Jeff, We've added frame in the middle on several civilain trucks at our shop. We have always cut with a torch or plasma, welded the extra frame in, and then double frame it across the joints (bolted in). I know there are people that will say that you've heated the frame too much and it will fail but this method is standard practice in any big truck fab shop I've ever been in without a failure in the splice when it's put back together by somebody that's a competent welder.
 

dburt

Member
329
4
18
Location
NE Oregon & SW Idaho
There is a 7-inch metal cutting blade made for a skill saw, they are amazing and cut thru steel like wood. I have cut up to 5/8 inch plate with one, and was so suprised to see the clean cut it made. But it is hard to beat a portable bandsaw, or a plazma cutter. If you cut and section a frame, do it on at least a 45 degree angle, weld up your cut and then plate the back side and the other side with at least 1/2 inch plate extending past the end of the weld at least 18 inches at each end. Use at least 4 5/8 inch grade 8 bolts that are thru-bolted on each end and you should be good to go. I have seen large commercial trucks that had a section of slightly smaller frame about 36 inches long installed inside of the sectioned frame where it was welded back together, and was thru-bolted, not welded, for the double frame strength.
 

Jones

Well-known member
2,237
83
48
Location
Sacramento, California
KsM715, Of course, the best way would be to find a frame long enough to use as is.
Second choice would be to get a scrap frame and cut both the project truck and the scrap so that the two sections together give you the desired length with only one joint to worry about.

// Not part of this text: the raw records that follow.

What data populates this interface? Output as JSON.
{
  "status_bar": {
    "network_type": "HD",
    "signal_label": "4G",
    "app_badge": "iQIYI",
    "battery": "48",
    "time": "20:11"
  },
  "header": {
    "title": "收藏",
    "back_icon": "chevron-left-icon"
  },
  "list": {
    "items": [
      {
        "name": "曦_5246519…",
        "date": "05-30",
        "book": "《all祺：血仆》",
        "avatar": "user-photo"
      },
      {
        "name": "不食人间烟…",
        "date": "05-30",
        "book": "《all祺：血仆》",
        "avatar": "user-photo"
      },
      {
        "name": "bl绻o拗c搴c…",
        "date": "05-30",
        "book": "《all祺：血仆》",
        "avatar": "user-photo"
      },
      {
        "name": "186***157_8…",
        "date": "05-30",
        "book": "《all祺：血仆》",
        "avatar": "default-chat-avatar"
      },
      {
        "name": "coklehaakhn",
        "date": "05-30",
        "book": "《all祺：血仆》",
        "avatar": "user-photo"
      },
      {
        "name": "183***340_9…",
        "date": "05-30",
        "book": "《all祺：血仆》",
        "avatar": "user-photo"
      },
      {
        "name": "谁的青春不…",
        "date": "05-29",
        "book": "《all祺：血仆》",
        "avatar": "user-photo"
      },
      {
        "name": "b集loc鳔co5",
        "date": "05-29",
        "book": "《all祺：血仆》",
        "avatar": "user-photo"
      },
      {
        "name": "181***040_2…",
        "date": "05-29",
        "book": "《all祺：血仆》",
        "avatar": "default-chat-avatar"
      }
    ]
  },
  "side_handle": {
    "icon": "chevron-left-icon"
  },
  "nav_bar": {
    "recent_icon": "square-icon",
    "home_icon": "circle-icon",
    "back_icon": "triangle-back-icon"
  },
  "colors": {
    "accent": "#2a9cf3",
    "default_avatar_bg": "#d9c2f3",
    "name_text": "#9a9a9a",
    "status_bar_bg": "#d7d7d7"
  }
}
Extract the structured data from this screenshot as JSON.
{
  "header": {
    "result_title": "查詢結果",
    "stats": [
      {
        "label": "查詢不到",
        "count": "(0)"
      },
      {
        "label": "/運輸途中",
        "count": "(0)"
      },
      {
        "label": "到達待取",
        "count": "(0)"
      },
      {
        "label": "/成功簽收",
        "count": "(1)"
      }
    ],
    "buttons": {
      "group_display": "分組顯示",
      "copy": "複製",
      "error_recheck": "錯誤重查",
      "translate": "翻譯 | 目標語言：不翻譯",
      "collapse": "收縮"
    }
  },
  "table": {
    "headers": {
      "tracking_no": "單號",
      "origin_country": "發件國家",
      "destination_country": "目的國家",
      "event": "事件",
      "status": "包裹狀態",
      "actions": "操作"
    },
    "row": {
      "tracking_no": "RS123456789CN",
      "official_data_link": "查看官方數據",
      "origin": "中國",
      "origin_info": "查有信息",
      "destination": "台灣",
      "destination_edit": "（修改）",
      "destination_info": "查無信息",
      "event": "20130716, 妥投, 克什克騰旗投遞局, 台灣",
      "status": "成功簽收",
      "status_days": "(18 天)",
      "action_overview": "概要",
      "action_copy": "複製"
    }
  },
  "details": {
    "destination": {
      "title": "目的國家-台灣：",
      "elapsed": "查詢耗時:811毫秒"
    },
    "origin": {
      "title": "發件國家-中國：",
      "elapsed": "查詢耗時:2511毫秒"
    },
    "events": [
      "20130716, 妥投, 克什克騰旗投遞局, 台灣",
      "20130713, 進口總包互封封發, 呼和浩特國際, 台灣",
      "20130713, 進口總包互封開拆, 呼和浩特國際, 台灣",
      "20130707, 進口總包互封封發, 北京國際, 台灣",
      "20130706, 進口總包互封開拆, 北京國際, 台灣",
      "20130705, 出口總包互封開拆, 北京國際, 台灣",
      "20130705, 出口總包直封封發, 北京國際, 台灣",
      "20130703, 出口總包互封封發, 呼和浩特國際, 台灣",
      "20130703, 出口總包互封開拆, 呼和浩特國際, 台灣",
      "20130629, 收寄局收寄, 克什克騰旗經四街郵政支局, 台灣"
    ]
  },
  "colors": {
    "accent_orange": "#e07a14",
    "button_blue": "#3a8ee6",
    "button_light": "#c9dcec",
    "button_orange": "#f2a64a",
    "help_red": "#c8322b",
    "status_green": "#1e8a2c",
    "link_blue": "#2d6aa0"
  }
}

Two fish plates and two channels to bridge the joint by about 1 1/2 to 2 feet beyond the seam in both directions. On each frame rail the channel fits over or into the frame channel (your choice) with a fish plate on the opposite side. These should be hot riveted or bolted back together.
I know guys weld on frames and say they have no problems but I don't trust a welded frame rail-- seen too many welds fail or cracking in the area of the heat boundary.
Another thing I'll cross the street to avoid is welded steering components.
 

tm america

Active member
2,600
23
38
Location
merrillville in
plasma cutter is what i would use just fast clean cut.but my second choice would be a sawzall since most guys have one or they are fairly cheap to get or rent
 

tm america

Active member
2,600
23
38
Location
merrillville in
i see alot of hack big truck shops weld peices of frame on to add length and ive seen alot of em bend or crack .the frames on heavy trucks are tempered to allow them to flex without cracking:idea: i wouldnt even think of welding a frame on a truck that has a tempered frame that is going to be used offroad or haul-tow heavy loads .just think how bad it would suck to go through all the work to bob your truck only to short cut something as important as a frame then find out it has cracked and keeps cracking ,then have to go through way more work to change the frame rails .if its worth doing its worth doing right:roll:ya people have done it and got lucky and alot of people found out the hard way why its not a good idea.question is do you feel lucky or smart:roll:
 

russ81

New member
222
0
0
Location
cambridge, ohio
I don't think I've ever seen a portable bandsaw with a big enough throat to cut a deuce frame. Could be one but I've never seen it :wink:.


Hummmm......I cut mine with one. A regular one. Not some special made deep throat monster. Just a normal, every day, standard ole` port-a-band.